Speaking to senior National League for Democracy (NLD) members at the start of their annual two-day conference in Yangon, Suu Kyi said the party had not yet committed to competing in its first national vote in a quarter of a century.

The polls, scheduled for October or November, are seen as a vital test of democratic reforms in Myanmar after decades of military rule, and if free and fair, the NLD is expected to make sweeping gains.

But Suu Kyi is barred from becoming president, regardless of the election result, under a controversial junta-era constitution that she has previously labelled unfair and undemocratic.

"Soon the National League for Democracy will decide whether we will run for election or not," she told dozens of senior party members gathered for the meeting in downtown Yangon. "After we decide, we will choose representatives."

Even though a decision had yet to be made, the Nobel laureate indicated the party was nevertheless, already gearing up for the poll.

"This year is the year that we really have to try," she told the party's Central Committee, who had gathered from across the country, some wearing the brightly coloured headdresses of their ethnic minority regions.

"We can't take anything for granted, just because we won in the past. We have to try all the time," she said.

CHARTER FIGHT

Myanmar's constitution reserves a quarter of parliamentary seats for unelected soldiers, while also excluding those with foreign spouses and children from top office, a provision seen as aimed directly at Suu Kyi, whose two sons are British.

The NLD has accelerated its efforts to amend the charter in recent months, focusing on the clause that hands an effective veto on key constitutional amendments to the army.

It garnered some five million signatures in a nationwide petition on the issue last year. But military members have vociferously opposed any reduction to their voting privileges.

A long-awaited draft bill, published in state media this month and due to be debated in parliament in the coming days, slightly reduced the voting threshold for amendments, from 75 percent to 70 percent, making it easier for elected lawmakers to vote them through.

But it kept the provision that bars Suu Kyi from becoming president, meaning that parliament will instead choose who should hold the top post following the election.

The veteran activist, who turned 70 on Friday (Jun 19), reiterated her recent call for clean politics in her address to party members, adding that the NLD would ask its electoral candidates to declare their assets and those of their spouses.

The move is a shot across the bows for the elite in Myanmar, where years of junta rule and cronyism have left the country saturated by corruption.
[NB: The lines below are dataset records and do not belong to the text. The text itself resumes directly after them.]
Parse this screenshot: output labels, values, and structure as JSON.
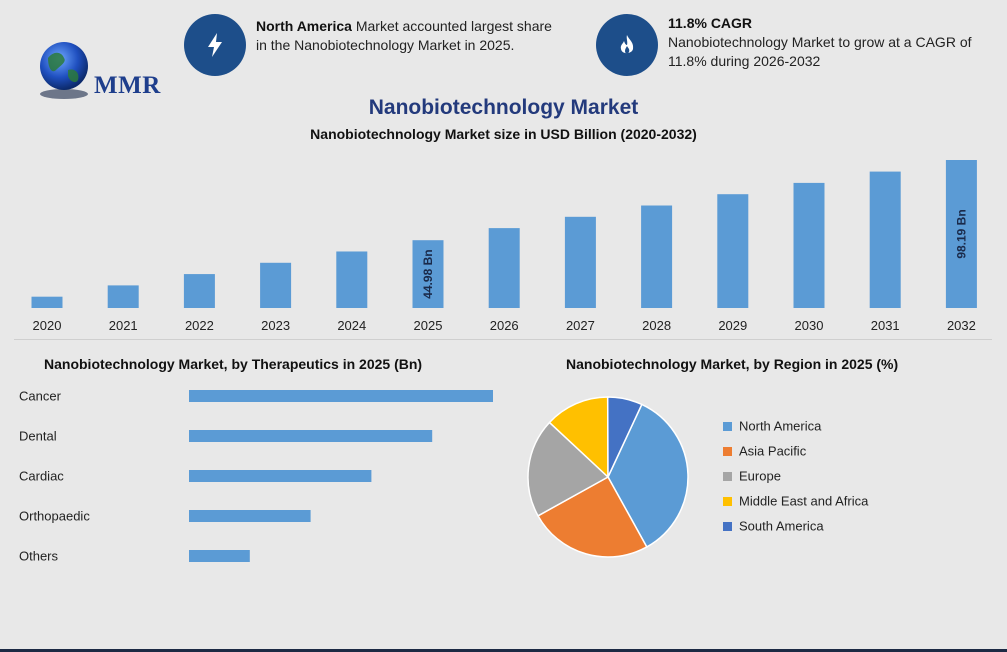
{
  "logo": {
    "text": "MMR"
  },
  "info_cards": [
    {
      "icon": "lightning-icon",
      "bold": "North America",
      "text": " Market accounted largest share in the Nanobiotechnology Market in 2025."
    },
    {
      "icon": "flame-icon",
      "bold": "11.8% CAGR",
      "text": "Nanobiotechnology Market to grow at a CAGR of 11.8% during 2026-2032"
    }
  ],
  "colors": {
    "bar": "#5b9bd5",
    "accent": "#1d4e8a",
    "title": "#233a7c"
  },
  "chart_data": [
    {
      "type": "bar",
      "title": "Nanobiotechnology Market",
      "subtitle": "Nanobiotechnology Market size in USD Billion (2020-2032)",
      "categories": [
        "2020",
        "2021",
        "2022",
        "2023",
        "2024",
        "2025",
        "2026",
        "2027",
        "2028",
        "2029",
        "2030",
        "2031",
        "2032"
      ],
      "values": [
        7.5,
        15.0,
        22.5,
        30.0,
        37.5,
        44.98,
        53.0,
        60.5,
        68.0,
        75.5,
        83.0,
        90.5,
        98.19
      ],
      "data_labels": {
        "5": "44.98 Bn",
        "12": "98.19 Bn"
      },
      "xlabel": "",
      "ylabel": ""
    },
    {
      "type": "bar",
      "orientation": "horizontal",
      "title": "Nanobiotechnology Market, by Therapeutics in 2025 (Bn)",
      "categories": [
        "Cancer",
        "Dental",
        "Cardiac",
        "Orthopaedic",
        "Others"
      ],
      "values": [
        5,
        4,
        3,
        2,
        1
      ]
    },
    {
      "type": "pie",
      "title": "Nanobiotechnology Market, by Region in 2025 (%)",
      "series": [
        {
          "name": "North America",
          "value": 35,
          "color": "#5b9bd5"
        },
        {
          "name": "Asia Pacific",
          "value": 25,
          "color": "#ed7d31"
        },
        {
          "name": "Europe",
          "value": 20,
          "color": "#a5a5a5"
        },
        {
          "name": "Middle East and Africa",
          "value": 13,
          "color": "#ffc000"
        },
        {
          "name": "South America",
          "value": 7,
          "color": "#4472c4"
        }
      ],
      "legend": "right"
    }
  ]
}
It was ranked 156 out of 175 nations in Transparency International's 2014 index of least corrupt countries.

Myanmar began emerging from military rule in 2011 following an election marred by widespread accusations of cheating and the absence of the NLD.

The nation was widely praised for launching a spread of economic and political reforms, with most international sanctions against it dropped. But in recent months, rights groups and Suu Kyi have warned that the country's transition towards democracy has stalled.

The NLD last competed in a nationwide vote in 1990, when it won by a landslide but was never allowed to take power.